I ran in to an old friend yesterday at church, who gave me a Benedictus issue for January, which basically has morning and evening prayers, the mass for the day, and a meditation from a saint or classical author. The meditation for today by Fr. John Rickaby, written in 1927, is thought provoking and not easily accessible online, so I wanted to share it here.
The revelation of Christ could not be intelligible without some manifestation of the plurality of Persons in one God. How far the Trinity was declared to the Magi we are not informed; certainly some knowledge of the mystery is indispensable for the Christian faith. The Trinity, as remaining always mysterious after revelation and not intrinsically understood, vastly differs from the unintelligibilities so widely presented today by prevalent Pantheism or Monism. For first, though beyond our intelligence, it involves no real contradictions, and, secondly, it is imposed upon us by One Who certainly knows and Who has a right to command our humble submission knows and Who has a right to command our humble submission of faith; whereas our Monists so contradict themselves - and one another - that obviously they do not know.
If the wise men from the East had been only philosophers, they would have come under St. Thomas's sentence that not so could they have reached the Christian light (Contra Gentiles, bk. 1, chap. 4).

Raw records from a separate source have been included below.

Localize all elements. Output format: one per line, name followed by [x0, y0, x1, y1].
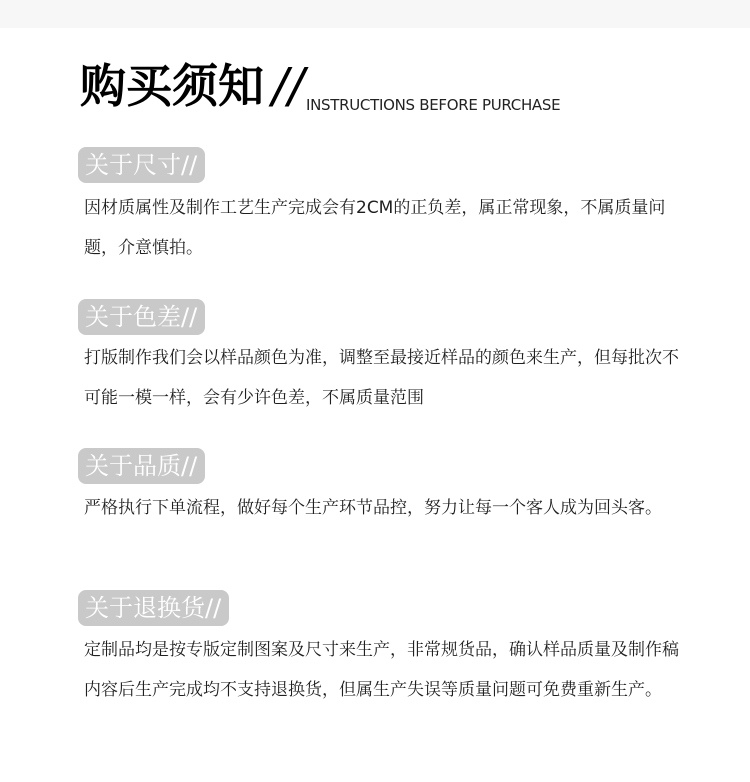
title-slashes: //	[272, 58, 305, 114]
section-label-returns: 关于退换货//	[78, 590, 229, 626]
page-title: 购买须知	[80, 59, 264, 113]
section-body-quality: 严格执行下单流程，做好每个生产环节品控，努力让每一个客人成为回头客。	[84, 498, 662, 518]
section-body-size: 因材质属性及制作工艺生产完成会有2CM的正负差，属正常现象，不属质量问题，介意慎拍。	[84, 198, 666, 258]
page-subtitle: INSTRUCTIONS BEFORE PURCHASE	[306, 96, 561, 114]
section-label-size: 关于尺寸//	[78, 147, 205, 183]
section-label-color: 关于色差//	[78, 299, 205, 335]
top-band	[0, 0, 750, 28]
section-label-quality: 关于品质//	[78, 448, 205, 484]
section-body-returns: 定制品均是按专版定制图案及尺寸来生产，非常规货品，确认样品质量及制作稿内容后生产完成均不支持退换货，但属生产失误等质量问题可免费重新生产。	[84, 640, 679, 700]
section-body-color: 打版制作我们会以样品颜色为准，调整至最接近样品的颜色来生产，但每批次不可能一模一样，会有少许色差，不属质量范围	[84, 348, 679, 408]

The patent lesson of their trial and its happy result is that spiritual enlightenment is not Oriental self-contemplation nor Western rationalism. In the former system, with which the Magi may have had some acquaintance, the aim is to free the soul from the world by disclosing its nothingness, without explicit reference to God or to any Supreme Reality. But of the Christian Epiphany the whole force is to emphasize the need of divine illumination and the supreme excellence of such light to guide us to the eternal possessions of the Absolute Truth and Goodness.
While the human mind cannot comprehend mystery, we can
still understand not all unintelligibility is the same.
All is one philosophy cannot distinguish all
from one, and is a performative contradiction.
That one is quite straight forward, but understanding the pitfalls
of other belief systems
will be a productive mental exercise to help you grow closer to
the one and only true faith, free
from any contradictions while still contemplatively unbridgeable.
When we have the correct phronema, roughly meaning innermost mindset,
we can attain superior discernment and proper thinking (this is kind of related to Divine Illumination).
For the worldly thinker, a contradiction found in scripture or dogma means nothing, as
they have shut themselves off from the truth. The Christian opens
his mind to the Supreme Reality of God's light and already understands so called
contradictions of Christianity are only contradictory in hypothetical
fantasies and under faulty presuppositions. The mysteries of the Christian faith
were not written down or even widely known during the times of the
early Church, and yet their deep truths are slowly redeeming
lost souls over 2000 years later, despite all adversity and evil.